Groups are especially concerned with the back-to-back high-level meetings until INC-5, many of which do not involve civil society, and Indigenous Peoples, and some of them may not guarantee the presence of members of some high-ambition Member States from the Global South. “For the plastics treaty to deliver on the promise of ending plastic pollution, measures that address the full lifecycle of plastics, including those aiming at substantially reducing virgin plastic production, with a view towards a phase-out, are essential,” says Daniela Duran Gonzalez, Senior Legal Campaigner at the Center for International Environmental Law. “Any treaty that leaves mandatory, legally binding targets to reduce production on the floor will allow plastic producers to continue and increase plastic production. Making more and more plastic will undermine the achievement of global climate goals and compromise human and environmental health. These steps are proving to be economically reckless. Ministers cannot, and should not, trade away production to secure a quick deal in Busan, and should be calling for results to control and reduce production by the end of the negotiations.”   

Letter signatories further underscore that plastic production is undermining the goals of the Paris Agreement and fueling the climate crisis, with production expected to consume up to one-third of the remaining carbon budget by 2050, surpassing the energy and transportation sectors.

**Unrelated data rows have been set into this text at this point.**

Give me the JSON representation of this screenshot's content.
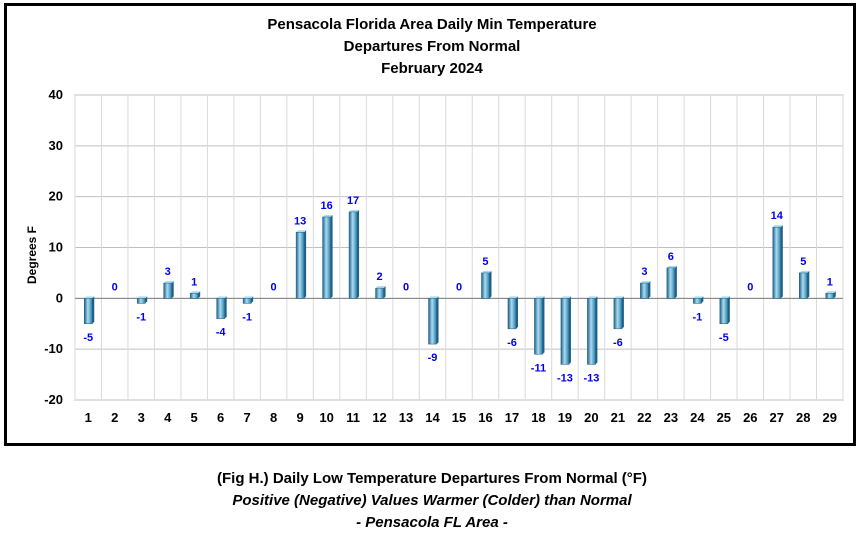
{
  "chart_data": {
    "type": "bar",
    "title": [
      "Pensacola Florida Area Daily Min Temperature",
      "Departures From Normal",
      "February 2024"
    ],
    "ylabel": "Degrees F",
    "xlabel": "",
    "ylim": [
      -20,
      40
    ],
    "yticks": [
      "40",
      "30",
      "20",
      "10",
      "0",
      "-10",
      "-20"
    ],
    "categories": [
      "1",
      "2",
      "3",
      "4",
      "5",
      "6",
      "7",
      "8",
      "9",
      "10",
      "11",
      "12",
      "13",
      "14",
      "15",
      "16",
      "17",
      "18",
      "19",
      "20",
      "21",
      "22",
      "23",
      "24",
      "25",
      "26",
      "27",
      "28",
      "29"
    ],
    "values": [
      -5,
      0,
      -1,
      3,
      1,
      -4,
      -1,
      0,
      13,
      16,
      17,
      2,
      0,
      -9,
      0,
      5,
      -6,
      -11,
      -13,
      -13,
      -6,
      3,
      6,
      -1,
      -5,
      0,
      14,
      5,
      1
    ],
    "data_labels": [
      "-5",
      "0",
      "-1",
      "3",
      "1",
      "-4",
      "-1",
      "0",
      "13",
      "16",
      "17",
      "2",
      "0",
      "-9",
      "0",
      "5",
      "-6",
      "-11",
      "-13",
      "-13",
      "-6",
      "3",
      "6",
      "-1",
      "-5",
      "0",
      "14",
      "5",
      "1"
    ],
    "grid": true,
    "legend": "none",
    "colors": {
      "bar": "#4a9cc4",
      "bar_dark": "#1f5f85",
      "bar_light": "#a9dcf2",
      "label": "#0000ee",
      "grid": "#c0c0c0",
      "frame": "#000000"
    }
  },
  "caption": {
    "line1": "(Fig H.) Daily Low Temperature Departures From Normal (°F)",
    "line2": "Positive (Negative) Values Warmer (Colder) than Normal",
    "line3": "- Pensacola FL Area -"
  }
}
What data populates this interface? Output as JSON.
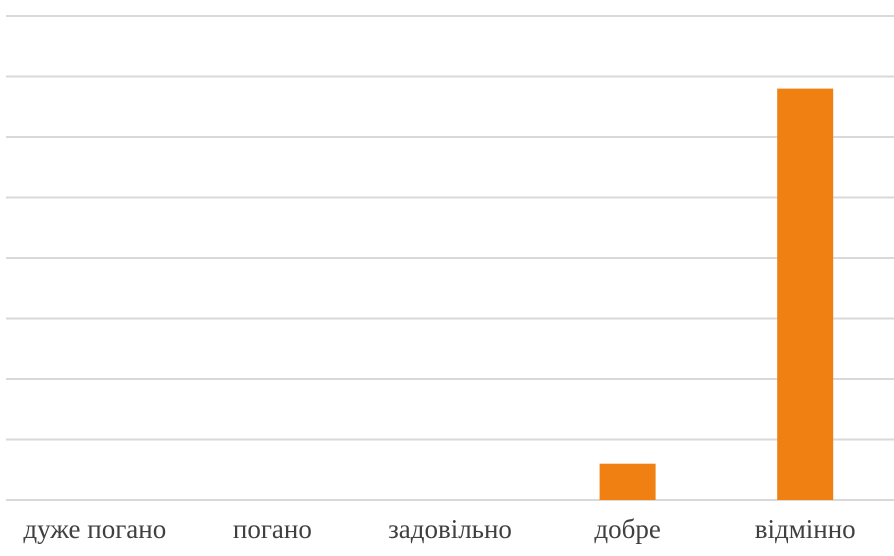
{
  "chart_data": {
    "type": "bar",
    "categories": [
      "дуже погано",
      "погано",
      "задовільно",
      "добре",
      "відмінно"
    ],
    "values": [
      0,
      0,
      0,
      0.6,
      6.8
    ],
    "ylim": [
      0,
      8
    ],
    "y_step": 1,
    "grid": true,
    "legend": "none",
    "bar_color": "#f08012",
    "grid_color": "#d9d9d9",
    "label_color": "#404040"
  }
}
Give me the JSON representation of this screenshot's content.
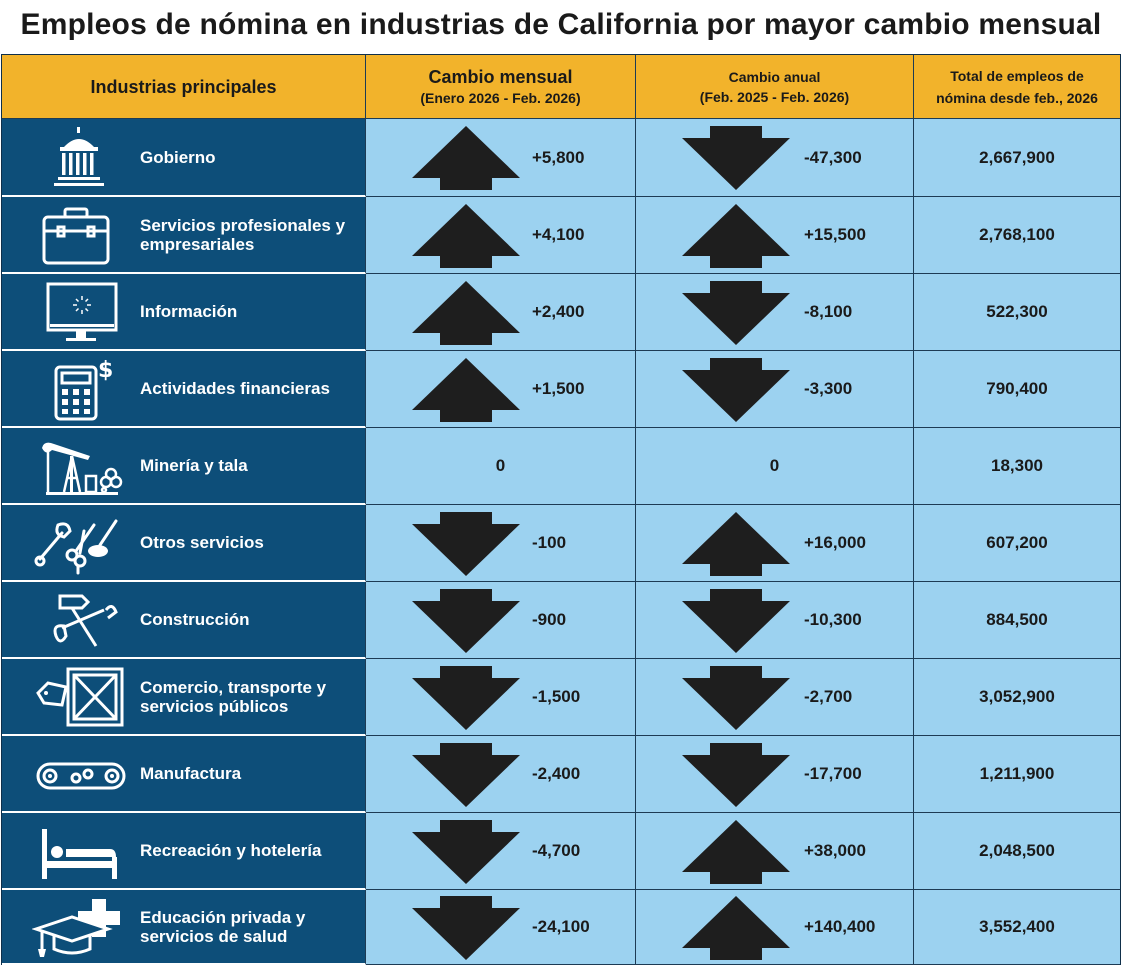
{
  "title": "Empleos de nómina en industrias de California por mayor cambio mensual",
  "headers": {
    "industry": "Industrias principales",
    "monthly_l1": "Cambio mensual",
    "monthly_l2": "(Enero 2026 - Feb. 2026)",
    "annual_l1": "Cambio anual",
    "annual_l2": "(Feb. 2025 - Feb. 2026)",
    "total_l1": "Total de empleos de",
    "total_l2": "nómina desde feb., 2026"
  },
  "colors": {
    "header": "#f2b32b",
    "industry_bg": "#0d4e79",
    "value_bg": "#9cd2f0",
    "arrow": "#1e1e1e"
  },
  "rows": [
    {
      "name": "Gobierno",
      "icon": "government-building-icon",
      "monthly": "+5,800",
      "monthly_dir": "up",
      "annual": "-47,300",
      "annual_dir": "down",
      "total": "2,667,900"
    },
    {
      "name": "Servicios profesionales y empresariales",
      "icon": "briefcase-icon",
      "monthly": "+4,100",
      "monthly_dir": "up",
      "annual": "+15,500",
      "annual_dir": "up",
      "total": "2,768,100"
    },
    {
      "name": "Información",
      "icon": "computer-monitor-icon",
      "monthly": "+2,400",
      "monthly_dir": "up",
      "annual": "-8,100",
      "annual_dir": "down",
      "total": "522,300"
    },
    {
      "name": "Actividades financieras",
      "icon": "calculator-dollar-icon",
      "monthly": "+1,500",
      "monthly_dir": "up",
      "annual": "-3,300",
      "annual_dir": "down",
      "total": "790,400"
    },
    {
      "name": "Minería y tala",
      "icon": "oil-pump-logs-icon",
      "monthly": "0",
      "monthly_dir": "none",
      "annual": "0",
      "annual_dir": "none",
      "total": "18,300"
    },
    {
      "name": "Otros servicios",
      "icon": "tools-scissors-icon",
      "monthly": "-100",
      "monthly_dir": "down",
      "annual": "+16,000",
      "annual_dir": "up",
      "total": "607,200"
    },
    {
      "name": "Construcción",
      "icon": "hammer-wrench-icon",
      "monthly": "-900",
      "monthly_dir": "down",
      "annual": "-10,300",
      "annual_dir": "down",
      "total": "884,500"
    },
    {
      "name": "Comercio, transporte y servicios públicos",
      "icon": "shipping-crate-tag-icon",
      "monthly": "-1,500",
      "monthly_dir": "down",
      "annual": "-2,700",
      "annual_dir": "down",
      "total": "3,052,900"
    },
    {
      "name": "Manufactura",
      "icon": "conveyor-gears-icon",
      "monthly": "-2,400",
      "monthly_dir": "down",
      "annual": "-17,700",
      "annual_dir": "down",
      "total": "1,211,900"
    },
    {
      "name": "Recreación y hotelería",
      "icon": "bed-icon",
      "monthly": "-4,700",
      "monthly_dir": "down",
      "annual": "+38,000",
      "annual_dir": "up",
      "total": "2,048,500"
    },
    {
      "name": "Educación privada y servicios de salud",
      "icon": "graduation-cap-medical-cross-icon",
      "monthly": "-24,100",
      "monthly_dir": "down",
      "annual": "+140,400",
      "annual_dir": "up",
      "total": "3,552,400"
    }
  ]
}
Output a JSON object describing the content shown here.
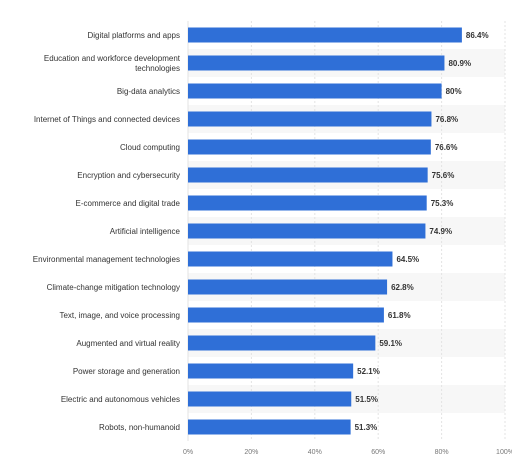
{
  "chart_data": {
    "type": "bar",
    "orientation": "horizontal",
    "title": "",
    "xlabel": "",
    "ylabel": "",
    "categories": [
      [
        "Digital platforms and apps"
      ],
      [
        "Education and workforce development",
        "technologies"
      ],
      [
        "Big-data analytics"
      ],
      [
        "Internet of Things and connected devices"
      ],
      [
        "Cloud computing"
      ],
      [
        "Encryption and cybersecurity"
      ],
      [
        "E-commerce and digital trade"
      ],
      [
        "Artificial intelligence"
      ],
      [
        "Environmental management technologies"
      ],
      [
        "Climate-change mitigation technology"
      ],
      [
        "Text, image, and voice processing"
      ],
      [
        "Augmented and virtual reality"
      ],
      [
        "Power storage and generation"
      ],
      [
        "Electric and autonomous vehicles"
      ],
      [
        "Robots, non-humanoid"
      ]
    ],
    "values": [
      86.4,
      80.9,
      80,
      76.8,
      76.6,
      75.6,
      75.3,
      74.9,
      64.5,
      62.8,
      61.8,
      59.1,
      52.1,
      51.5,
      51.3
    ],
    "value_labels": [
      "86.4%",
      "80.9%",
      "80%",
      "76.8%",
      "76.6%",
      "75.6%",
      "75.3%",
      "74.9%",
      "64.5%",
      "62.8%",
      "61.8%",
      "59.1%",
      "52.1%",
      "51.5%",
      "51.3%"
    ],
    "xlim": [
      0,
      100
    ],
    "x_ticks": [
      0,
      20,
      40,
      60,
      80,
      100
    ],
    "x_tick_labels": [
      "0%",
      "20%",
      "40%",
      "60%",
      "80%",
      "100%"
    ],
    "grid": true,
    "legend": "none",
    "colors": {
      "bar": "#2f6fd7",
      "band": "#f7f7f7",
      "grid": "#e3e3e3",
      "category_text": "#333333",
      "value_text": "#333333",
      "tick_text": "#777777"
    }
  }
}
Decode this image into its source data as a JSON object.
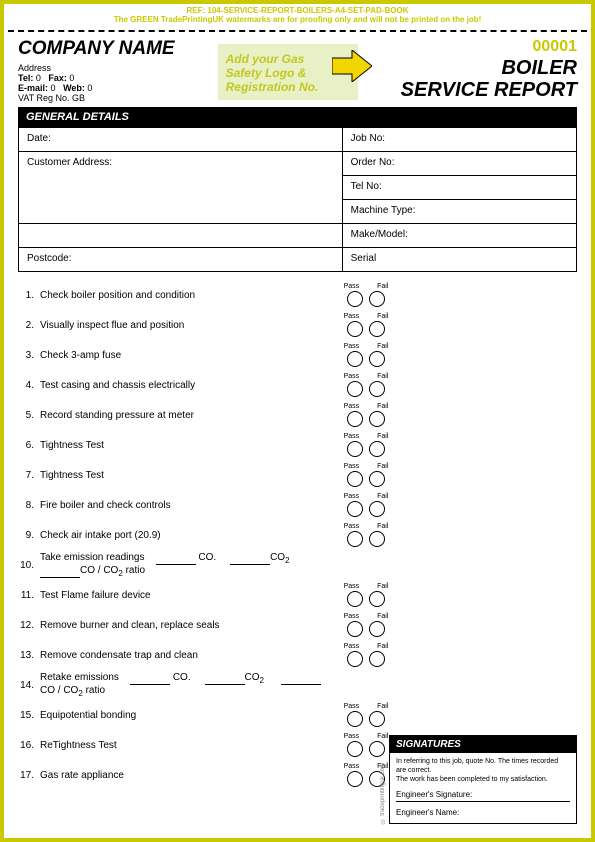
{
  "proof": {
    "ref": "REF: 104-SERVICE-REPORT-BOILERS-A4-SET-PAD-BOOK",
    "note": "The GREEN TradePrintingUK watermarks are for proofing only and will not be printed on the job!"
  },
  "company": {
    "name": "COMPANY NAME",
    "address": "Address",
    "tel_label": "Tel:",
    "tel": "0",
    "fax_label": "Fax:",
    "fax": "0",
    "email_label": "E-mail:",
    "email": "0",
    "web_label": "Web:",
    "web": "0",
    "vat": "VAT Reg No. GB"
  },
  "logo": {
    "line1": "Add your Gas",
    "line2": "Safety Logo &",
    "line3": "Registration No.",
    "box_bg": "#e9f0c5",
    "text_color": "#c2c820",
    "arrow_color": "#f2d600"
  },
  "header": {
    "job_no": "00001",
    "title1": "BOILER",
    "title2": "SERVICE REPORT"
  },
  "general": {
    "heading": "GENERAL DETAILS",
    "left": [
      "Date:",
      "Customer Address:",
      "",
      "",
      "Postcode:"
    ],
    "right": [
      "Job No:",
      "Order No:",
      "Tel No:",
      "Machine Type:",
      "Make/Model:",
      "Serial"
    ]
  },
  "pass_label": "Pass",
  "fail_label": "Fail",
  "checks": [
    {
      "n": "1.",
      "t": "Check boiler position and condition",
      "pf": true
    },
    {
      "n": "2.",
      "t": "Visually inspect flue and position",
      "pf": true
    },
    {
      "n": "3.",
      "t": "Check 3-amp fuse",
      "pf": true
    },
    {
      "n": "4.",
      "t": "Test casing and chassis electrically",
      "pf": true
    },
    {
      "n": "5.",
      "t": "Record standing pressure at meter",
      "pf": true
    },
    {
      "n": "6.",
      "t": "Tightness Test",
      "pf": true
    },
    {
      "n": "7.",
      "t": "Tightness Test",
      "pf": true
    },
    {
      "n": "8.",
      "t": "Fire boiler and check controls",
      "pf": true
    },
    {
      "n": "9.",
      "t": "Check air intake port (20.9)",
      "pf": true
    },
    {
      "n": "10.",
      "t": "Take emission readings",
      "pf": false,
      "em": true
    },
    {
      "n": "11.",
      "t": "Test Flame failure device",
      "pf": true
    },
    {
      "n": "12.",
      "t": "Remove burner and clean, replace seals",
      "pf": true
    },
    {
      "n": "13.",
      "t": "Remove condensate trap and clean",
      "pf": true
    },
    {
      "n": "14.",
      "t": "Retake emissions",
      "pf": false,
      "em": true
    },
    {
      "n": "15.",
      "t": "Equipotential bonding",
      "pf": true
    },
    {
      "n": "16.",
      "t": "ReTightness Test",
      "pf": true
    },
    {
      "n": "17.",
      "t": "Gas rate appliance",
      "pf": true
    }
  ],
  "em": {
    "co_label": "CO.",
    "co2_label_a": "CO",
    "co2_sub": "2",
    "ratio": "CO / CO",
    "ratio_suffix": " ratio"
  },
  "signatures": {
    "heading": "SIGNATURES",
    "note1": "In referring to this job, quote No. The times recorded are correct.",
    "note2": "The work has been completed to my satisfaction.",
    "eng_sig": "Engineer's Signature:",
    "eng_name": "Engineer's Name:"
  },
  "watermark": "",
  "colors": {
    "border": "#c9c900",
    "accent": "#c9c900"
  }
}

The letter states, “Plastic production is projected to almost triple in the next decades, significantly exacerbating its impacts. With more than 1,400 new fossil fuel-dependent projects to expand production capacity set to be built by 2027, the disproportionate harm and toxic exposure already faced by Indigenous Peoples and frontline and fenceline communities living near these production sites will surely intensify.”

Signatories call on Ministers to deliver supply-side rules to control and reduce production by the end of the negotiations and to include a global production reduction target unequivocally accompanied by clear, mandatory pathways for each country to deliver the necessary reductions. 

“If we do not intervene now, plastic production will nearly triple in the coming decades and frontline and Indigenous communities around the world will bear the brunt of this toxic buildout,” adds Swathi Seshadri, Director (Research) and Team Lead, Oil and Gas at the Centre for Financial Accountability. “Civil society and Indigenous Peoples representatives have been unequivocal in their demand to keep production in the treaty. We will not stand by idly while select high-level officials from predominantly Global North countries trade away our futures. World leaders have a chance to do the right thing today, not tomorrow, and address plastic production: we are watching.”